平沼:いくつか質問させてください。海の博物館のとき、時代はモダニズム、メタボリズム、どちらかというと木造じゃない建築の方がフォーカスされていて、時代背景と全く違った時間軸をされているじゃないですか。これは意図的ですか?それともそうなっていったんですか?

内藤:そういうところにやむを得ず巻き込まれました。そういうタチなんですね。小学校三年の時と同じです。当時、ちょうどバブルが始まっていて、それと同期して建築界ではポストモダニズムが最盛期。要するに形の恣意的な組み合わせだとか引用だとか隠喩だとかっていう、磯崎さんがつくりあげた観念的世界がほとんどしめていて、東京で若い建築家が集まると、みんなポルシェかベンツかに乗ってきて、自慢話は、俺は坪単価250万円のものをやっているだとか、そういう鼻持ちならない会話が建築家のパーティーでなされるという実に嫌な時代ですね。僕だって普通の人間ですから、いいなって思っていたんですよ、そんな金もらいたいなって。だけど、実はその頃に「海の博物館」のあの館長に会ってしまったんですね。あの博物館の収蔵物を見てしまった。漁労関係の船や民具が6800点、重要文化財になっていた。ただボーッと見るだけなら、その重要文化財1個1個は、ゴミ同然にしか見えない。でも、その重要文化財1つ1つを重要文化財指定にするための紙があるんです。そこにイラストが描かれてあるわけです。それを見た時に、これはそうかと、アタマを殴られるような衝撃があった。見方を変えると宝の山だということに気が付いたんです。博物館はお金はない。でも収蔵庫なんだから最低100年は持たせてくれって言われた。けど、計算すると坪単価は40万円前後。東京に帰れば坪250万って自慢しているやつがいる。当然、設計料は単価にかかるわけですから、ものすごく安いわけですよ。だから、言ってみるとドツボにはまっちゃったということなんだと思います。だから止む無くです。出来上がっても、こんな時代錯誤はほとんど注目されないだろうなと思っていました。ほんとうに時代の空気から孤立していたと思います。あの当時、地方のさらに片田舎、あんな場所で、立てこもるように孤立して、ああいうやり方をしていたのは、僕一人だと思います。
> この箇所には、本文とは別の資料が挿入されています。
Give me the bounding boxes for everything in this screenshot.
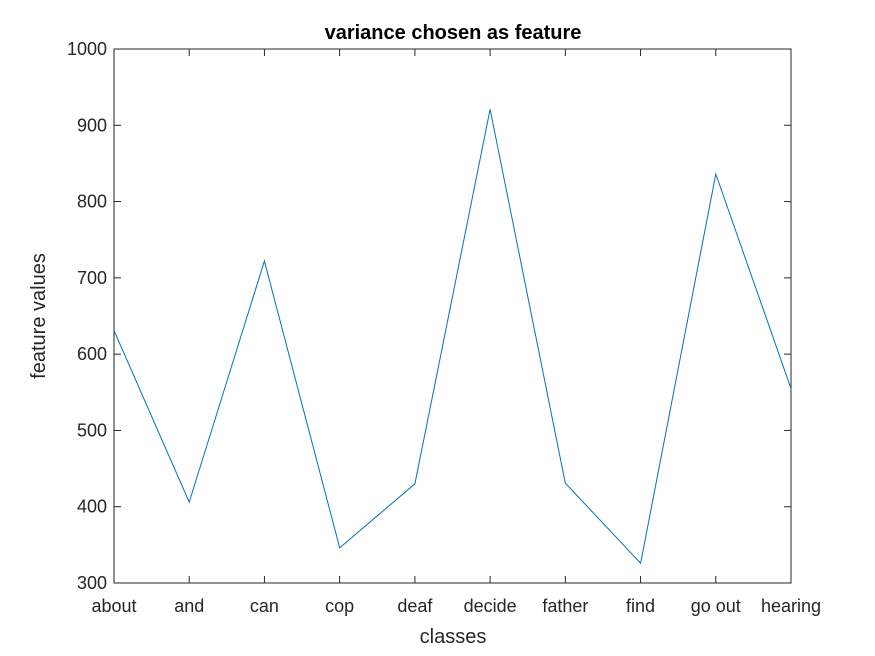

芦澤:そういう意味では、ディスカッションする同世代の建築家だとか仲間っていうのはいらっしゃらなかった感じですか。

内藤:あんまりいなかったですね。僕のその頃は、メンタルに救ってくれた大事な人が何人かいました。皆さんご存知かどうかわからないんですけど、生け花作家、華道家の中川幸夫という人がその一人。中川さんの存在が大きかったかな。中川さんも天才の一人だと思います。華道の立花って、花を立てる、その400年の歴史がすべて頭の中にあるにも関わらず、誰かがやった事は絶対にやらないと心に決めていた人。この人が貧しいんですよ。中野のひかり荘っていう木賃アパートの2階に住んでいたんだけど、六畳と四畳半の二間。それで僕が行くとお茶を出してくれるんだけど、そのお茶を出してくれる茶碗が李朝の茶碗だったりする。とても貧しいけれど志がとてつもなく高い。ともかく作品がすごい。そういう人です。生け花の各流派も中川さんに一目を置かざるを得ない。そんな中川さんと親しかったので、モノを作っていく厳しさと、それから孤立する仕方と、中川さんに学んだような気がしますね。建築家の世話にはあんまりなってないかも。

平沼・芦澤:(笑)

平沼:建築形態や空間をどのように導き出されていますか?

内藤:可能であれば自分が、恣意的に考えたモノでない方がいいと思っているんですね。俺が決めて俺がやったっていう風にできるだけならない方がいいと思っています。建築っていうのは、僕をはじめうちのスタッフ、さらにその先には建設会社の人たち、現場の人たちっていう、全体の共同作業の中で生まれてくるものだから。ただそこに実現されるべき空気とか、こういう空気をつくりたいなみたいなのは僕が考えますけど、形を決めるのはあまり積極的じゃないというか、そこに構造エンジニアが入ってきたり、設備のエンジニアが入ってきたり、施工者の人が入ってきたりって、後から参加してくるわけだけど、その空間をつくるためにそういう人たちがどう動くか、どう作業を構成するかっていう事が中心で、僕はあまり決めてないですね。